Too, there was a collection of French silver that was incroyable; called "la machine argent". A father and son were silversmiths to the French kings, and created incredibly lifelike pieces - bowls, center pieces, candelabras, with realistic game animals on them. La machines blended both the organic elements and the sculptural elements without compromising either - straight lines were immaculate and clean, while fruits, animals, vegetables were perfect down to the last detail. It made the sort of houseware you might find at even the highest end stores tawdry and pathetic by comparison. This was real beauty. Real, honest, beauty.
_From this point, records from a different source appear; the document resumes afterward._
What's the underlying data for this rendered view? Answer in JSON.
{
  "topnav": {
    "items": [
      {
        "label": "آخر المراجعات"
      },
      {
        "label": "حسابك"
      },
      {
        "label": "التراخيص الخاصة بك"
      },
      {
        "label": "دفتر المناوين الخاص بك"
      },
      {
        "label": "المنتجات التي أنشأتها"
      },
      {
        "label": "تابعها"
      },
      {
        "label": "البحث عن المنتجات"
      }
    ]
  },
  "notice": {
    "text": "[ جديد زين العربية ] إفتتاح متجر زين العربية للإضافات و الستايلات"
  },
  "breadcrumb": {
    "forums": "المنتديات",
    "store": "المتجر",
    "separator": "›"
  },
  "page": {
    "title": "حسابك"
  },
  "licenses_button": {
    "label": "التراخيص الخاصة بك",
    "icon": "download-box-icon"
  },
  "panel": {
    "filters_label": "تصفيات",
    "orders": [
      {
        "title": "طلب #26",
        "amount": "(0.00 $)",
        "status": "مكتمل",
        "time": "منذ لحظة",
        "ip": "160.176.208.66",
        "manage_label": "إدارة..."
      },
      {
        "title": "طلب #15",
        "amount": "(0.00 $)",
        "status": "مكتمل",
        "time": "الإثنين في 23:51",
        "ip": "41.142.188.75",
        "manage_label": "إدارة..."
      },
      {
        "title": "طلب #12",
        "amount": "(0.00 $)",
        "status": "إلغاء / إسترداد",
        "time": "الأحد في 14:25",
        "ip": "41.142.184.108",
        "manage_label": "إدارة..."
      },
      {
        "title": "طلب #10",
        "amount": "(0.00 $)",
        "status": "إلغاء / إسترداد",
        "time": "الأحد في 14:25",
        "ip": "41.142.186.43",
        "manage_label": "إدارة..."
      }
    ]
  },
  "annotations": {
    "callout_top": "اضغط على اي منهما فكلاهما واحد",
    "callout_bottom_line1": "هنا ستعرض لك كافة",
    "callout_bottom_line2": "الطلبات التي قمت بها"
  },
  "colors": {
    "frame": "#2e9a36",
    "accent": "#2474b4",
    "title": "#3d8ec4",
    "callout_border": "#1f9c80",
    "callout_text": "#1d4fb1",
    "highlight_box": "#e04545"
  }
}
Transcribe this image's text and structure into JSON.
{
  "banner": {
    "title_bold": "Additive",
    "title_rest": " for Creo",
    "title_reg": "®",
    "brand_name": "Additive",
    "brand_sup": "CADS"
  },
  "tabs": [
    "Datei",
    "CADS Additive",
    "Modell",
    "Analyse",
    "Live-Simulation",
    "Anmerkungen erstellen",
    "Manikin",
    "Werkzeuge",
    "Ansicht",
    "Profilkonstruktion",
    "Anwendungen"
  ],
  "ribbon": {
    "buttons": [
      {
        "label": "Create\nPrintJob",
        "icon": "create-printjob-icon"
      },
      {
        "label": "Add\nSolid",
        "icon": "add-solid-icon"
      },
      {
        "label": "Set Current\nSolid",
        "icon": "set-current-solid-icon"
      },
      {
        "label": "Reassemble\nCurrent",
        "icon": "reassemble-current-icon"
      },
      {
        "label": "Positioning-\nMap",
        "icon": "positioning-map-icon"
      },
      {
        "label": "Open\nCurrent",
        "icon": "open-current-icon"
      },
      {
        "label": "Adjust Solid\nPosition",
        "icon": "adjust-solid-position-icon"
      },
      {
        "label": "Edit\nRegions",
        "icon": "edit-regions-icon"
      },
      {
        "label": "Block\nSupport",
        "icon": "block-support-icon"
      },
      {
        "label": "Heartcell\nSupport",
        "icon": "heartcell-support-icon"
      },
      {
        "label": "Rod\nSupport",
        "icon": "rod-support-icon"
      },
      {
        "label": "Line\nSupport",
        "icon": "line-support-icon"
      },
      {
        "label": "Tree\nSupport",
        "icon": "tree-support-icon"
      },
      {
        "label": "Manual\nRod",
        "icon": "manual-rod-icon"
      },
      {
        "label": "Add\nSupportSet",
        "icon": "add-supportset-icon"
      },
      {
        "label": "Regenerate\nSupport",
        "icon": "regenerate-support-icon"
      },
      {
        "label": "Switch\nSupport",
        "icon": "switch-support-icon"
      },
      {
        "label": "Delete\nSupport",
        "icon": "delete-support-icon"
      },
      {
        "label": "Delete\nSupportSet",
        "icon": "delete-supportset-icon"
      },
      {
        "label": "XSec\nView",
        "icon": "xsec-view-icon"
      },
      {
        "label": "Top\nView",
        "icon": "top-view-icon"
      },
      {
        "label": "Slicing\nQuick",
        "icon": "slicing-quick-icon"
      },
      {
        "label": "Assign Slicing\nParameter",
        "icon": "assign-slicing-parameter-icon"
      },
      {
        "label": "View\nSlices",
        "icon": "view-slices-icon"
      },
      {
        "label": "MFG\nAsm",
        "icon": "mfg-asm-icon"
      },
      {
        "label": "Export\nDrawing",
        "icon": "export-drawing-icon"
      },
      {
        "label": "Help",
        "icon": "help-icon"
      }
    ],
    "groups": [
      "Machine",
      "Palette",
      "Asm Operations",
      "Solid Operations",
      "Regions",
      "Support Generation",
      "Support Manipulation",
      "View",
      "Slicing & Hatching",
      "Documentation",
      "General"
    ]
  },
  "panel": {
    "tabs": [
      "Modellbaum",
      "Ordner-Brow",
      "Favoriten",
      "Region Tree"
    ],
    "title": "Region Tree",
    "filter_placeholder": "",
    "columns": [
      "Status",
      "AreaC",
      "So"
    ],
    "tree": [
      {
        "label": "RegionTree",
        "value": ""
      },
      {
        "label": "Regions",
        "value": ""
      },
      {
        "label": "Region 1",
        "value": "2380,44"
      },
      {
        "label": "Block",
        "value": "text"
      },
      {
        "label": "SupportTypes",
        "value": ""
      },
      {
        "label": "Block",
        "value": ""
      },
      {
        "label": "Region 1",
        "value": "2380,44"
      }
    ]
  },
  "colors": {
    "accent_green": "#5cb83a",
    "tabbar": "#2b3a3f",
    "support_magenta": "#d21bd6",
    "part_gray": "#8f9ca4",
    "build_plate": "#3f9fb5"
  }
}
We also toured the signature collection at the moment - a large group of religious icons from the monastery of St. Catherine. The works were generally small portraits painted on wood, and highlighted with gold paint to reflect the divine nature of the subjects. There was a careful, Medieval formality to them all that was unchanging, though they were created hundreds of years apart. Each reached out to the viewer to impart some lesson, and so walking through the exhibit was like sticking one's head into a hundred classrooms to hear just a phrase of a professor's lecture - I absorbed far too much for any one thing to register, but far too little to understand any individual piece. Still, in contrast to all of them, there was an icon of the archangel Michael; his robes and wings had bold lines in gold paint slashed through, strong and straight - utterly different from the careful, unlined shading of all the rest of the portriature, and even of Michael himself. It's as if Michael's divinity was radiant and gentle like the other collected saints - his was dyanmic, violent, strong - a slash of glory, rather than an effulgent halo. Again, I stood there sort of gobsmacked. Well, that's a terrible word to describe the feeling of being mesmerized by art ... but I'm sure you've all experienced it and know what I mean - to stand, staring, unable to look away like a Neanderthal huddled around a campfire, staring into the flames...
I love the Getty. I must remember to go back more often - though I know that I won't. And then when I do again, it will be a Revalation again - and again - and again.